The Blalock-Taussig Shunt procedure is only a temporary measure in the treatment of this disorder. At 6 months of age, a repair operation is usually performed.

In most cases of pulmonary atresia without a VSD, the right ventricle is quite small and cannot function effectively as the pumping chamber that sends blue blood to the lungs. This condition falls into the category of "single ventricle" heart defects, which are discussed elsewhere. The ultimate operation for these defects is the Fontan procedure.

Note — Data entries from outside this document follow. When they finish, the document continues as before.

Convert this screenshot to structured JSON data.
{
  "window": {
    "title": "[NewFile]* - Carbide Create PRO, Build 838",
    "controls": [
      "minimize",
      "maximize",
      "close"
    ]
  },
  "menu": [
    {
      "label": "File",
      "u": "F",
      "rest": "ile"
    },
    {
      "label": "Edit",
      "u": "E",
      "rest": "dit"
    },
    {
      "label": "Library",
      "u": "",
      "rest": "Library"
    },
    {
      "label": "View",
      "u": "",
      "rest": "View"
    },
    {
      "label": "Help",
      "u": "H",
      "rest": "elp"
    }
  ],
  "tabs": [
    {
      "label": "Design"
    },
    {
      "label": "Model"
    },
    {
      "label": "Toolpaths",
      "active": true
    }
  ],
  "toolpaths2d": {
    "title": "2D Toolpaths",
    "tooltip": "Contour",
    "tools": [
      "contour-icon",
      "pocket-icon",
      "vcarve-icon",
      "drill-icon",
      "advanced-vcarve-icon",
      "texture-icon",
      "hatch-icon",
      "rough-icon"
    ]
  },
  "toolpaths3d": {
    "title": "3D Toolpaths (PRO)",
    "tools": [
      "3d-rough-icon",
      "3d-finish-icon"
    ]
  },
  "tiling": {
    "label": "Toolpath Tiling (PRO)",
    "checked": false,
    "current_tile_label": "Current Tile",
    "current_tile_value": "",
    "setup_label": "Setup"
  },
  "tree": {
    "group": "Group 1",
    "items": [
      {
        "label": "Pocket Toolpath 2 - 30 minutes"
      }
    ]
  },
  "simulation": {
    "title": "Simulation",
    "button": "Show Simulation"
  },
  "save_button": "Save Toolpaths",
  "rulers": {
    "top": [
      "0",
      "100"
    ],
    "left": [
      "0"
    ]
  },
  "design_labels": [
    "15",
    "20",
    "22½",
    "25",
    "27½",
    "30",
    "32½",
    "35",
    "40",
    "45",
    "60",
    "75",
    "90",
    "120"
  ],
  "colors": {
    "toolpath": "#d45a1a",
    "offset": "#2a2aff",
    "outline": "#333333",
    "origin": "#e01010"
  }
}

If the right ventricle is of normal or near normal size, then the Pulmonary Atresia Repair operation involves patching the ventricular septal defect (if present) and removing the Gore-Tex shunt that was inserted during the Blalock-Taussig Shunt procedure. Sometimes, if the pulmonary artery is of normal size, it is also necessary to remove the atretic valve and enlarge parts of the pulmonary artery through the insertion of one or more patches (see animation to left).

In more severe cases, a conduit, or tube with a valve at one end, is inserted between the branches of the pulmonary artery and the right ventricle. In essence, the closed segment of the pulmonary artery is replaced by an artificial but normally functioning pulmonary artery base and pulmonary valve.

Postoperative recovery is variable, depending on the individual's anatomy and the nature of the surgery. The average hospital stay is from one to two weeks.